Apparently, nobody learned anything about corporate culture from this long-running drama, which involved not just the same company but many of the same managers (and investors, for that matter).
- Then there's the joint creator problem and its resolution through the courts (which are inherently hostile to "collaboration" and "creation")… although in this instance, the "creation" is the image more than the content (I always preferred The Clash to The Sex Pistols, because the former wasn't only about image with not even an acknowledgement of musicianship) and one of those joint creators is long dead. Which, frankly, is just about right for undercaffeinated sniping on a Monday morning.

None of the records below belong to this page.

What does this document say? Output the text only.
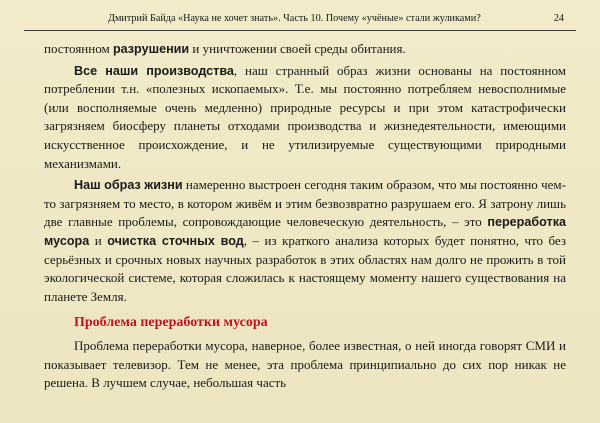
Дмитрий Байда «Наука не хочет знать». Часть 10. Почему «учёные» стали жуликами?	24

постоянном разрушении и уничтожении своей среды обитания.

Все наши производства, наш странный образ жизни основаны на постоянном потреблении т.н. «полезных ископаемых». Т.е. мы постоянно потребляем невосполнимые (или восполняемые очень медленно) природные ресурсы и при этом катастрофически загрязняем биосферу планеты отходами производства и жизнедеятельности, имеющими искусственное происхождение, и не утилизируемые существующими природными механизмами.

Наш образ жизни намеренно выстроен сегодня таким образом, что мы постоянно чем-то загрязняем то место, в котором живём и этим безвозвратно разрушаем его. Я затрону лишь две главные проблемы, сопровождающие человеческую деятельность, – это переработка мусора и очистка сточных вод, – из краткого анализа которых будет понятно, что без серьёзных и срочных новых научных разработок в этих областях нам долго не прожить в той экологической системе, которая сложилась к настоящему моменту нашего существования на планете Земля.

Проблема переработки мусора

Проблема переработки мусора, наверное, более известная, о ней иногда говорят СМИ и показывает телевизор. Тем не менее, эта проблема принципиально до сих пор никак не решена. В лучшем случае, небольшая часть
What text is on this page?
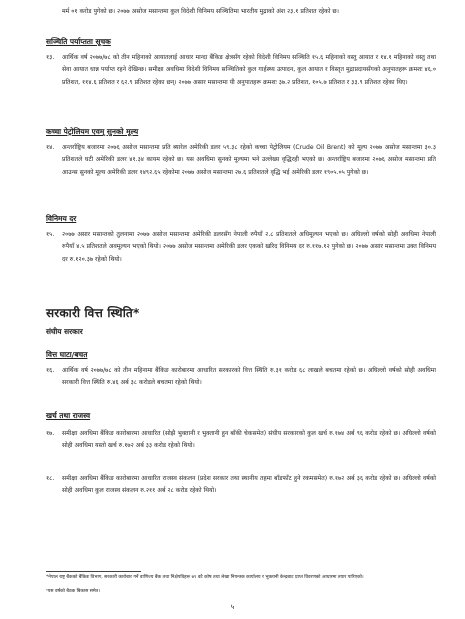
मर्म ०१ करोड पुगेको छ। २०७७ असोज मसान्तमा कुल विदेशी विनिमय सञ्चितिमा भारतीय मुद्राको अंश २३.१ प्रतिशत रहेको छ।

सञ्चिति पर्याप्तता सूचक

१३. आर्थिक वर्ष २०७७/७८ को तीन महिनाको आयातलाई आधार मान्दा बैंकिङ क्षेत्रसँग रहेको विदेशी विनिमय सञ्चिति १५.६ महिनाको वस्तु आयात र १४.१ महिनाको वस्तु तथा सेवा आयात धान्न पर्याप्त रहने देखिन्छ। समीक्षा अवधिमा विदेशी विनिमय सञ्चितिको कुल गार्हस्थ्य उत्पादन, कुल आयात र विस्तृत मुद्राप्रदायसँगको अनुपातहरू क्रमशः ४६.० प्रतिशत, ११४.६ प्रतिशत र ६२.९ प्रतिशत रहेका छन्। २०७७ असार मसान्तमा यी अनुपातहरू क्रमशः ३७.२ प्रतिशत, १०५.७ प्रतिशत र ३३.९ प्रतिशत रहेका थिए।

कच्चा पेट्रोलियम एवम् सुनको मूल्य

१४. अन्तर्राष्ट्रिय बजारमा २०७६ असोज मसान्तमा प्रति ब्यारेल अमेरिकी डलर ५९.३८ रहेको कच्चा पेट्रोलियम (Crude Oil Brent) को मूल्य २०७७ असोज मसान्तमा ३०.३ प्रतिशतले घटी अमेरिकी डलर ४१.३४ कायम रहेको छ। यस अवधिमा सुनको मूल्यमा भने उल्लेख्य वृद्धिरही भएको छ। अन्तर्राष्ट्रिय बजारमा २०७६ असोज मसान्तमा प्रति आउन्स सुनको मूल्य अमेरिकी डलर १४९२.६५ रहेकोमा २०७७ असोज मसान्तमा २७.६ प्रतिशतले वृद्धि भई अमेरिकी डलर १९०५.०५ पुगेको छ।

विनिमय दर

१५. २०७७ असार मसान्तको तुलनामा २०७७ असोज मसान्तमा अमेरिकी डलरसँग नेपाली रुपैयाँ २.८ प्रतिशतले अधिमूल्यन भएको छ। अघिल्लो वर्षको सोही अवधिमा नेपाली रुपैयाँ ४.५ प्रतिशतले अवमूल्यन भएको थियो। २०७७ असोज मसान्तमा अमेरिकी डलर एकको खरिद विनिमय दर रु.११७.१२ पुगेको छ। २०७७ असार मसान्तमा उक्त विनिमय दर रु.१२०.३७ रहेको थियो।

सरकारी वित्त स्थिति*

संघीय सरकार

वित्त घाटा/बचत

१६. आर्थिक वर्ष २०७७/७८ को तीन महिनामा बैंकिङ कारोबारमा आधारित सरकारको वित्त स्थिति रु.३१ करोड ६८ लाखले बचतमा रहेको छ। अघिल्लो वर्षको सोही अवधिमा सरकारी वित्त स्थिति रु.४६ अर्ब ३८ करोडले बचतमा रहेको थियो।

खर्च तथा राजस्व

१७. समीक्षा अवधिमा बैंकिङ कारोबारमा आधारित (सोझै भुक्तानी र भुक्तानी हुन बाँकी चेकसमेत) संघीय सरकारको कुल खर्च रु.१७४ अर्ब ९६ करोड रहेको छ। अघिल्लो वर्षको सोही अवधिमा यस्तो खर्च रु.१७२ अर्ब ३३ करोड रहेको थियो।

१८. समीक्षा अवधिमा बैंकिङ कारोबारमा आधारित राजस्व संकलन (प्रदेश सरकार तथा स्थानीय तहमा बाँडफाँट हुने रकमसमेत) रु.१७२ अर्ब ३६ करोड रहेको छ। अघिल्लो वर्षको सोही अवधिमा कुल राजस्व संकलन रु.२११ अर्ब २८ करोड रहेको थियो।

*नेपाल राष्ट्र बैंकको बैंकिङ विभाग, सरकारी कारोबार गर्ने वाणिज्य बैंक तथा निक्षेपविहरू ७९ वटै कोष तथा लेखा नियन्त्रक कार्यालय र भुक्तानी केन्द्रबाट प्राप्त विवरणको आधारमा तयार पारिएको।

ˢयस वर्षको बैठक बिकास समेत।

५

- But in the end, meat matters. Now, before you vegetarians and vegans haughtily sniff that you don't have that problem, consider the "white farmer premium" for most meat alternatives, the environmental damage and water consumption of most present meat alternatives (and wheat alternatives are much, much worse), and that almost all aspects of the way you park your SUVs with the bike racks hanging off the back into my driveway (again, just like yesterday at brunch) undermine everything you're saying. Virtue-signalling isn't a good look any time, especially not on Monday morning when the coffee hasn't kicked in yet.
There's a disturbing economic-justice silence in this, too. What's the "right" balance when there's still widespread malnutrition in the world? I don't pretend to have the answers; I just pretend to have some questions. Like whether there's any relationship to the preamble of this link sausage platter.